Promoting policy cooperation and coordination is a job for city networks, which, happily, are a trend in world politics. A 2021 study identified more than 100 transnational city networks, with a collective membership of 10,500 cities. Organized networks connect cities on many topics, such as economic inequality, participatory democracy and peace-building, and responding to climate change is one of the most prominent.

Climate-focused city networks can help municipal governments reduce greenhouse gas emissions and adapt to the local impact of planetary climate change. Learning to live with wildfires is an example of the latter, and many networks support municipal-level climate adaptation. For instance, the C40 Cities Climate Leadership Group consists of 97 major world cities; according to the group’s 2023 report, its members are home to approximately 600 million people and produce just under one-quarter of the global gross domestic product. It supports a number of risk-specific networks in which cities facing similar climate challenges exchange information and jointly develop solutions. C40 groups include the Connecting Delta Cities Network, Urban Flooding Network and Cool Cities Network, a hub for tackling urban heat, of which Los Angeles is a member.

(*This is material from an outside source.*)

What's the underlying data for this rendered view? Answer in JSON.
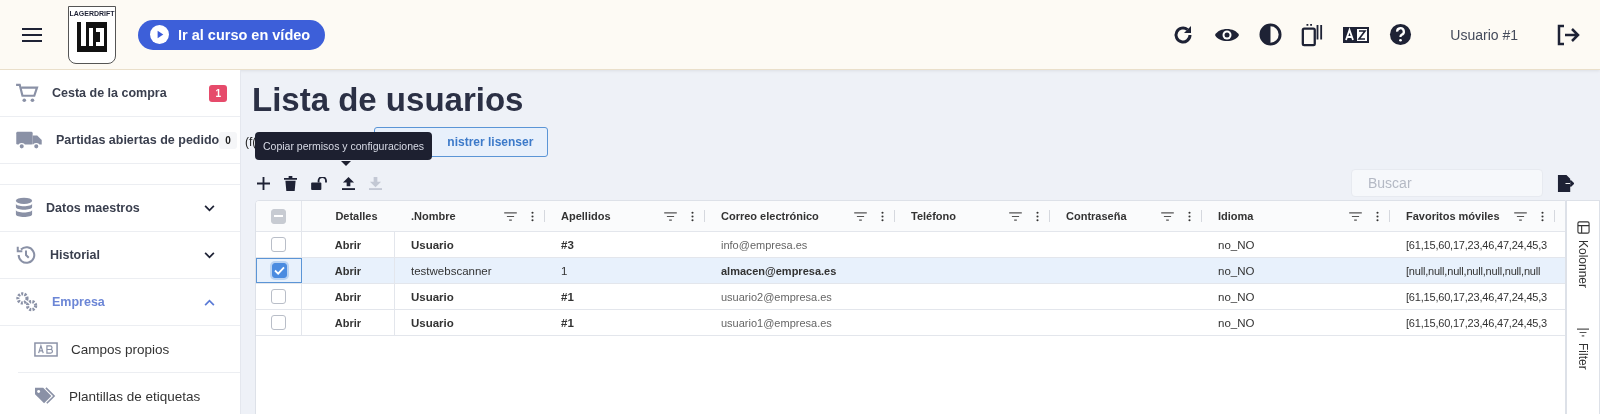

What there isn’t yet is a dedicated urban wildfire network to focus on best approaches and lessons learned among cities facing a high risk of wildfires. To be sure, there are transnational networks of relevant officials, such as the international associations of emergency managers, wildland fire management experts and fire chiefs, adding to the international mutual aid agreements that facilitate the deployment of first responders. Such groups are necessary — but not sufficient.